A systemic shift in asset composition is evident over the analyzed period, characterized by a transition from a liquidity-heavy balance sheet to one dominated by long-term assets. Current assets decreased from 51.28% of total assets in March 2021 to 34.60% by March 2026. Conversely, long-term assets grew from 48.72% to 65.40% during the same interval, indicating a strategic reallocation of resources toward long-term investments and growth-oriented assets.
- Liquidity and Cash Management
- Cash and cash equivalents exhibited volatility, peaking at 20.64% in early 2021 before settling at 11.08% by March 2026. Marketable securities, both current and long-term, showed a fluctuating pattern; current marketable securities peaked at 24.38% in September 2022 but declined to 10.17% by the end of the period. Long-term marketable securities experienced a gradual rise, peaking at 21.11% in June 2025 before a sharp contraction to 11.17% in March 2026.
- Inorganic Growth and Intangible Assets
- A significant increase in assets associated with acquisitions is observed toward the end of the timeline. Goodwill rose substantially from 4.09% in March 2021 to 18.63% by March 2026. Similarly, net intangible assets grew from 2.51% to 6.07%. This trend suggests an intensified focus on mergers and acquisitions to drive expansion.
- Strategic and Operational Assets
- Strategic investments emerged as a new component of the asset base in late 2025, reaching 7.15% by March 2026. Property and equipment, net, remained relatively stable, though a slight upward trend is noted, moving from 7.86% to 9.23%. Operating lease right-of-use assets showed a gradual decline from 5.16% to 3.41%, suggesting a reduction in the relative weight of leased assets compared to total asset growth.
- Working Capital Trends
- Accounts receivable, net, generally fluctuated between 6% and 13%, with recurring spikes every December, likely reflecting seasonal billing cycles. Deferred commissions remained remarkably stable, with the combined current and non-current portions consistently representing approximately 8% of total assets throughout the majority of the period.

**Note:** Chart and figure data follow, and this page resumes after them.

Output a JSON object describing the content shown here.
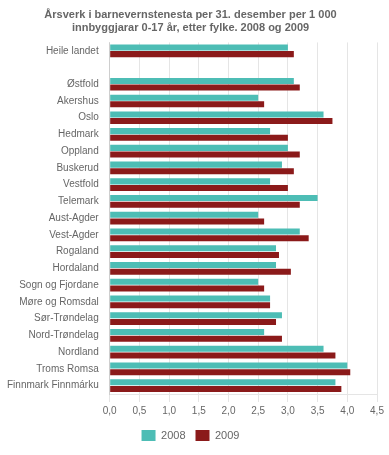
{
  "chart_data": {
    "type": "bar",
    "orientation": "horizontal",
    "title": "Årsverk i barnevernstenesta per 31. desember per 1 000\ninnbyggjarar 0-17 år, etter fylke. 2008 og 2009",
    "categories": [
      "Heile landet",
      null,
      "Østfold",
      "Akershus",
      "Oslo",
      "Hedmark",
      "Oppland",
      "Buskerud",
      "Vestfold",
      "Telemark",
      "Aust-Agder",
      "Vest-Agder",
      "Rogaland",
      "Hordaland",
      "Sogn og Fjordane",
      "Møre og Romsdal",
      "Sør-Trøndelag",
      "Nord-Trøndelag",
      "Nordland",
      "Troms Romsa",
      "Finnmark Finnmárku"
    ],
    "series": [
      {
        "name": "2008",
        "color": "#4DBDB5",
        "values": [
          3.0,
          null,
          3.1,
          2.5,
          3.6,
          2.7,
          3.0,
          2.9,
          2.7,
          3.5,
          2.5,
          3.2,
          2.8,
          2.8,
          2.5,
          2.7,
          2.9,
          2.6,
          3.6,
          4.0,
          3.8
        ]
      },
      {
        "name": "2009",
        "color": "#8B1A1A",
        "values": [
          3.1,
          null,
          3.2,
          2.6,
          3.75,
          3.0,
          3.2,
          3.1,
          3.0,
          3.2,
          2.6,
          3.35,
          2.85,
          3.05,
          2.6,
          2.7,
          2.8,
          2.9,
          3.8,
          4.05,
          3.9
        ]
      }
    ],
    "xlim": [
      0,
      4.5
    ],
    "xticks": [
      {
        "value": 0.0,
        "label": "0,0"
      },
      {
        "value": 0.5,
        "label": "0,5"
      },
      {
        "value": 1.0,
        "label": "1,0"
      },
      {
        "value": 1.5,
        "label": "1,5"
      },
      {
        "value": 2.0,
        "label": "2,0"
      },
      {
        "value": 2.5,
        "label": "2,5"
      },
      {
        "value": 3.0,
        "label": "3,0"
      },
      {
        "value": 3.5,
        "label": "3,5"
      },
      {
        "value": 4.0,
        "label": "4,0"
      },
      {
        "value": 4.5,
        "label": "4,5"
      }
    ],
    "grid": true,
    "legend": "bottom"
  }
}
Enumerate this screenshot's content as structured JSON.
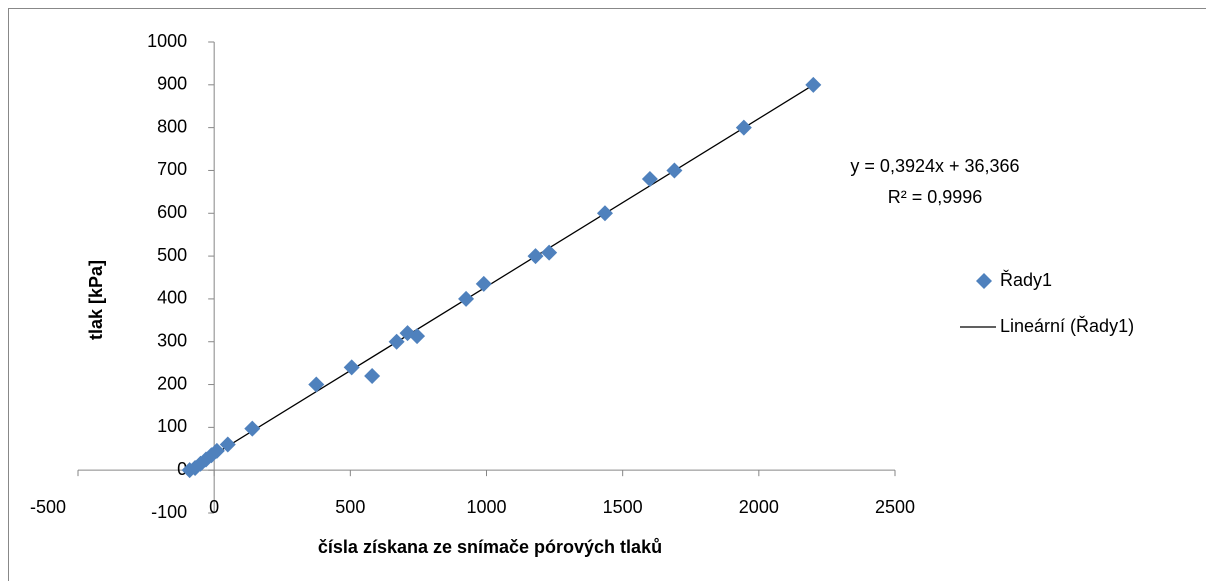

Overall, the balance sheet evolved from a position of high liquidity and minimal intangible weight to a structure focused on strategic investments and acquired intangible value. The sharp increase in goodwill and the emergence of strategic investments in the final quarters highlight a pivot toward an aggressive growth strategy funded by the reduction of liquid cash and marketable securities.